2012-10-18

Lukács & tragedy / tragedio (1)

The following quotation is excerpted from an excerpt from Lukács' early work on modern drama translated into English in 1968. This translation does not mention Imre Madách; the complete German text does. But here you will find background on Lukács' view of tragic drama from this period.

On the historical transition from the logical structure of traditional drama based on a presumed metaphysical/social order to the logic of individualism in modern drama:

“Artistically this all implies, in the first place, a paradox in the dramatic representation of character. For in the new drama, compared to the old, character becomes much more important and at the same time much less important. Our perspective alone determines whether we count its formal significance as everything or as nothing.
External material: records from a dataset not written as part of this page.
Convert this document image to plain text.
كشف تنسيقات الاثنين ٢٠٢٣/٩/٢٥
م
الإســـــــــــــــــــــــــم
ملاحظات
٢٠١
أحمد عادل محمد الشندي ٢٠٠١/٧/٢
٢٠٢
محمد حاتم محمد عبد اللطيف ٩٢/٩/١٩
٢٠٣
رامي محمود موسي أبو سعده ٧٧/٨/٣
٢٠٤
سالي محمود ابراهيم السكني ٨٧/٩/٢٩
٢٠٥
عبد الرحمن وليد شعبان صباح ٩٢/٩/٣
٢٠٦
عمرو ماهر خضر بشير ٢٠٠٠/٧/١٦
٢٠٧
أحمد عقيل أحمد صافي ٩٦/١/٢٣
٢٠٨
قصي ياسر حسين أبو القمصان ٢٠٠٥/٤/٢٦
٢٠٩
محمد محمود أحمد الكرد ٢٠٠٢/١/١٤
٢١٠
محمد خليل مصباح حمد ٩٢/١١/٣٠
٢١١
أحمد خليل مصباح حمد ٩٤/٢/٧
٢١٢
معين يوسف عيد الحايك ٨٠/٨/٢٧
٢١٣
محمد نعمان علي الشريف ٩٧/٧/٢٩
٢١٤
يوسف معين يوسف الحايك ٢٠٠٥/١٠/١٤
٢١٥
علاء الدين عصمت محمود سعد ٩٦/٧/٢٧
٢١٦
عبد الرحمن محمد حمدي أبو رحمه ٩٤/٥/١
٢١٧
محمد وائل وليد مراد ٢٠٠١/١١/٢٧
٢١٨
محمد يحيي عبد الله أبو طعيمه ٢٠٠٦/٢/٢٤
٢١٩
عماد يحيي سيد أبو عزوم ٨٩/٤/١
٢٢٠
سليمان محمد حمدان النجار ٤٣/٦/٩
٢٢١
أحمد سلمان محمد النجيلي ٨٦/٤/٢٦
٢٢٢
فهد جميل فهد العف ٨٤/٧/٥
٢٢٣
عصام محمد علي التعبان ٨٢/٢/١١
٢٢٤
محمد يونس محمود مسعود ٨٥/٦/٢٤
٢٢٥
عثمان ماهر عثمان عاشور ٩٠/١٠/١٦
Even as the philosophies of Stirner and Marx are basically drawn from the same source, Fichte, so every modern drama embodies this duality of origin, this dialectic out of the life that gives it birth. [….] Character becomes everything, since the conflict is entirely for the sake of character’s vital centre; for it alone and for nothing peripheral, because the force disposed of by this vital centre alone determines the dialectic, that is, the dramatic, quality of drama. Conversely, character becomes nothing, since the conflict is merely around and about the vital centre, solely for the principle of individuality. Since the great question becomes one of to what degree the individual will finds community possible, the direction of the will, its strength, and other specifics which might render it individual, in fact, must remain unconsidered. Thus—and the essence of the stylistic problem is here—character is led back to more rational causes than ever before, and becomes at the same time ever more hopelessly irrational.” [p. 435]
SOURCE: Lukács, Georg. “The Sociology of Modern Drama” [1909/1911? - excerpt from Entwicklungsgeschichte des modernen Dramas], translated by Lee Baxandall (1965), in The Theory of the Modern Stage, edited by Eric Bentley (London: Penguin Books, 1968), pp. 425-450.